En prenant une ressource vierge et inexploitée, en la transformant, en y mêlant non seulement son labeur personnel, mais aussi sa créativité, le projet personnel qui l’inspire et le motive, ses idées, sa volonté – en un mot en y mettant de la « valeur » – l’individu se « l’approprie », il en fait sa propriété. Il acquiert le droit d’exiger des autres qu’ils respectent ce qui est devenu « son » bien.
Droit de faire avec ce qu’on a
Dans cette perspective lockéenne, il n’est plus possible de réduire la liberté au seul « droit de faire ce qu’on désire ». Admettre qu’on puisse faire ce qu’on veut, c’est en effet nier la propriété des autres, et donc violer leur liberté. On retombe sur le problème posé par Hobbes. Les deux termes sont contradictoires. Sauf si l’on définit la liberté comme « le droit de faire ce qu’on désire avec ce qu’on a » (plus exactement : avec ce à quoi on a « naturellement » droit, ce qu’on s’est légitimement approprié, ou ce qui a été légitimement transmis).
Regardons alors ce qui se passe. La simple addition de la restriction : « avec ce qu’on a » change tout. Il n’est plus besoin de définir la liberté en précisant qu’elle s’arrête « là où commence la liberté des autres ». Deux êtres humains ne pouvant avoir naturellement droit à la même chose – puisqu’une chose ne peut pas avoir été créée simultanément par deux personnes différentes – cette restriction s’inscrit d’emblée dans la définition utilisée. Disparaît également l’antinomie de principe entre propriété et liberté, puisque, par définition, ma liberté ne peut plus signifier que je suis libre de désirer ce qui appartient à d’autres. Enfin, on coupe l’herbe sous le pied de l’hégémonisme étatique dans la mesure où ce à quoi chacun a droit se déduit d’une loi morale simple et objective (le droit de propriété de tout être humain sur lui-même et sur ce qu’il a créé).
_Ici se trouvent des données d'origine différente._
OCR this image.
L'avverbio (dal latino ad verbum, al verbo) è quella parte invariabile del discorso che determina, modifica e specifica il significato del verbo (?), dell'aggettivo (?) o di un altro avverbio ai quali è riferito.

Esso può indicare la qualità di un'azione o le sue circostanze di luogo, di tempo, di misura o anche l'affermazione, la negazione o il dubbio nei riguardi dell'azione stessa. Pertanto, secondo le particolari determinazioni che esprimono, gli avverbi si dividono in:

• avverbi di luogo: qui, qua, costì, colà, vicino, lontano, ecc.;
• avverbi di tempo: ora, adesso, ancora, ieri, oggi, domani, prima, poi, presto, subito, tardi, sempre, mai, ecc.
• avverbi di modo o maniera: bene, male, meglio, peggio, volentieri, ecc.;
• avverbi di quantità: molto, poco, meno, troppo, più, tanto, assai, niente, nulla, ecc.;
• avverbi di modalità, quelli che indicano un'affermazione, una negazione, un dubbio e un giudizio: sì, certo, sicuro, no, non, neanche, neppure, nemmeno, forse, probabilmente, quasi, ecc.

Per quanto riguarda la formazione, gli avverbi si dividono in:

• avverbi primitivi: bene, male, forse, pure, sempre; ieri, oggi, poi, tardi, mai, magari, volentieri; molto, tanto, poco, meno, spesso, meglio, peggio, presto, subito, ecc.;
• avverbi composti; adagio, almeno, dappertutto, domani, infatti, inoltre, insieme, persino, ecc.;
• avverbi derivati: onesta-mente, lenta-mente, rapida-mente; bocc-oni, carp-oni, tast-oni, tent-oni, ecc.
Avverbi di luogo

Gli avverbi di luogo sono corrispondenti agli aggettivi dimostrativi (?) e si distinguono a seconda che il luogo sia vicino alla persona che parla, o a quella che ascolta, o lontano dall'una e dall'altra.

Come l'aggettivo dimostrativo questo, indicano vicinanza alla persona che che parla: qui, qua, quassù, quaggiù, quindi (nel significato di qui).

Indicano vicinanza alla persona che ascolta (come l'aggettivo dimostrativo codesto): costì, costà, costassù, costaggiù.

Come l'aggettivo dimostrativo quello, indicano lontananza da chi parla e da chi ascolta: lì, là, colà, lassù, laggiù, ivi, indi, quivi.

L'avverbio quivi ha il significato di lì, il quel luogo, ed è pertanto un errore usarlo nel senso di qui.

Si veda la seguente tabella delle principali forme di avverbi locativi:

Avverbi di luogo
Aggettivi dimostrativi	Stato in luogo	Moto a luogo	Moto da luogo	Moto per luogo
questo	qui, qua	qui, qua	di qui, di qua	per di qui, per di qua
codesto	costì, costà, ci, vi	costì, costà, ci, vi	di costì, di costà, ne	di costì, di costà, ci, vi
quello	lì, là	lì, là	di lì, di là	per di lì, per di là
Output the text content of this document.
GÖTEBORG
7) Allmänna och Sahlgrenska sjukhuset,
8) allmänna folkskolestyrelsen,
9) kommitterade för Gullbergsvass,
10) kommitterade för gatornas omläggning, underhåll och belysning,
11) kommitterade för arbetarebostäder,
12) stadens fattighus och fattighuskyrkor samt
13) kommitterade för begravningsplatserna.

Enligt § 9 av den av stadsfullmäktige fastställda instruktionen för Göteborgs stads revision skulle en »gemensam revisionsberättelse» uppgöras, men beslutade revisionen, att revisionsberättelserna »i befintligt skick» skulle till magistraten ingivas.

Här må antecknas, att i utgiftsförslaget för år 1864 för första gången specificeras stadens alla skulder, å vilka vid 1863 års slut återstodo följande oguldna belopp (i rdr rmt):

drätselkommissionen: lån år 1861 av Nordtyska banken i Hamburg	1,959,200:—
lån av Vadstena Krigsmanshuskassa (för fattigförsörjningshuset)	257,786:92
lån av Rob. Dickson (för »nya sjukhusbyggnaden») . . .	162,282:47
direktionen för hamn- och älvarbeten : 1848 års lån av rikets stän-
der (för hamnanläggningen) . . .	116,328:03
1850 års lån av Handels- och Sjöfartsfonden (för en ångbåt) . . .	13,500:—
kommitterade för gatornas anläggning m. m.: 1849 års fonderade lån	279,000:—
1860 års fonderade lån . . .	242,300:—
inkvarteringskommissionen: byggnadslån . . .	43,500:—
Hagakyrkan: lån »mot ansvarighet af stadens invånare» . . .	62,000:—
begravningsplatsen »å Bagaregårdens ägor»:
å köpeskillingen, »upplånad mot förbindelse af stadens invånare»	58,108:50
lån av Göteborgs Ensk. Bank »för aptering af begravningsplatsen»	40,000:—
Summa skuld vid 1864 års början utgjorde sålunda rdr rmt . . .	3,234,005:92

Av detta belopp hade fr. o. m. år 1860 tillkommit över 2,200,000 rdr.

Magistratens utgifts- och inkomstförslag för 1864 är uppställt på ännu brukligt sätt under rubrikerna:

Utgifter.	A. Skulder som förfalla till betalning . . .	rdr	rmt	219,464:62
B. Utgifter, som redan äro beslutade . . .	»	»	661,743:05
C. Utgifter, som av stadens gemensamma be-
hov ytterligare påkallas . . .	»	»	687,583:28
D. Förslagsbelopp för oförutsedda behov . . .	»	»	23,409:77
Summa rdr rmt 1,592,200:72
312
On a un système de liberté parfaitement défini, aux frontières objectives et clairement délimitées, qui fonctionne sans qu’il soit nécessaire de s’exposer aux risques d’arbitraire du prince ou d’un législateur.
Résultat : avec cette définition lockéenne de la liberté, tous les fameux paradoxes de la liberté qui ont traumatisé tant de générations de potaches, et qui sont régulièrement invoqués pour justifier l’extension continue des pouvoirs tutélaires et discrétionnaires de l’État, disparaissent. La liberté cesse d’être une impossibilité pratique requérant la tutelle d’une espèce particulière de surhommes dotés d’une omniscience, d’une intelligence et d’une bonté hors du commun. Liberté et propriété sont deux concepts ontologiquement indissociables. Tel est le credo du libéralisme.